Crispr can do multiple things. If you want to shutoff a mutant gene, crispr cuts DNA that introduces mutations that eventually turn the gene off. Yes, you can also cut DNA and paste in a gene sequence with Crispr to fix faulty genes that you can’t just shutoff. There are also twists like Crispr base editors that can fix a single mutation without the need to cut DNA that causes a double strand break.

Contrast that to AAV. AAV doesn’t really integrate into a genome (well isn’t supposed to in theory) - they work by creating what’s known as an episome (i.e a circular piece of dna that persists in cells and gets translated into the desired protein). AAVs can only shutoff a mutant gene if they carry a payload like siRNA/microRNA or something. AAVs never really fix the mutant gene, the episome just expresses the protein that’s not working. I suppose over the long run AAVs might not really ‘cure’ a genetic disease, because the episome will likely dilute out over time with cell divisions. You can only really administer an AAV once too because of immunogenicity issues.

Also, you could use AAVs to deliver genes that encode for Crispr, so it isn’t like they’re mutually exclusive. There are pros and cons of using either of these approaches for a gene therapy. It depends on your strategy, target population, and overall risk.

There is actually a surprisingly large overlap between two systems. Both CRISPR and AAV can be used for targeted integrations (by using site specific homologous regions to direct the HDR machinery). AAV can also be used for a random integrations and expression from long-term episomes.

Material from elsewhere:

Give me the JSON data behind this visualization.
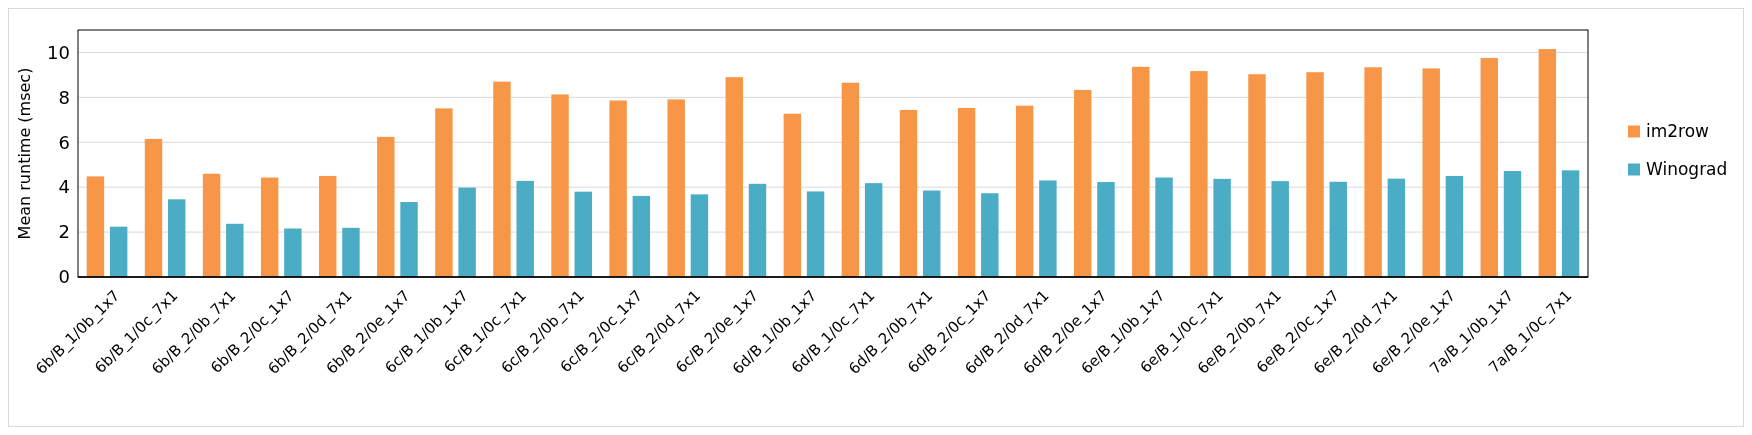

The major differences between the methods are some of the more practical aspects rather than the actual repair mechanism; things like delivery methods, necessary components, penetrance in in vivo systems, etc.

Delivery/components: CRISPR requires the transfection or injection of multiple components (Cas Proteins, sgRNAs, tracrRNA depending on the organism, homologous repair templates, etc). AAV requires transfection of a multi-component virus which encodes all necessary machinery. Additionally CRISPR generally requires introduction into either a germ or progenitor cells so that the edit can be spread throughout the entire organism, or into a subset of cells (which is easy to do when they are in culture but nearly impossible to do in a living organism (yet!)). AAV is much easier to target a particular subset of cells to make edits (such as specifically transfecting lung tissue or organ; see gene therapy methods for treating cystic fibrosis in lung tissue).

Penetrance: See above. If either methods are used to edit germ cells, then the edits will be organism wide in the mature adult (ideally). On the flip side, mosaicism is nearly always unavoidable using CRISPR when targeting somatic cells in a living organism. There are some exceptions (see CarT therapy) where certain cell populations can be removed from the body, edited and returned. However for most cell populations there is no feasible way to edit them specifically and efficiently. There is also a chance of mosaic integrations with AAV but without examining particular cases it is difficult to say what the percentages would be.

Overall: CRISPR and AAV are comparable when editing germ cells. AAV methods are much better when targeting somatic cells in a living system such a patient require gene therapy. Hope this helps. Source: Post-doctoral researchers who utilizes CRIPSR frequently in my own research (specifically in the nematode C. elegans), and has dabbled in AAV methods in cell culture.

Linking AAV article for more specifics:

"The Role of Recombinant AAV in Precise Genome Editing" doi: 10.3389/fgeed.2021.799722 PMID: 35098210

In actual use, AAVs often cannot integrate into the cellular genome. It's just used to temporarily deliver something else. In fact it's a commonly used vector for CRISPR/Cas systems.

But it's true that unmodified AAVs are capable of integration. It's a lot more specific about that than lentiviral vectors, because AAVs mostly just integrate into the human genome at the AAVS1 site.

Lentiviral vectors can insert at many, many sites throughout the genome. The same applies for transposon systems such as Sleeping Beauty and PiggyBac.

As for CRISPR/Cas, that's a whole range of systems that is mainly distinguished by the ability to easily program targeting of a specific sequence (in almost any context). That can be used to insert something at a specific genomic site, but it can also be used for all sorts of other things. Some Cas enzymes don't even target DNA but instead target RNA.

Multiple ways of gene editing have existed for a while. CRISPR is way more scalable. Other forms of genome editing are either more expensive to target a gene of interest. Other technologies are imprecise. We've been able to insert a gene into a genomes for decades, but it also just randomly inserts it all over the genome.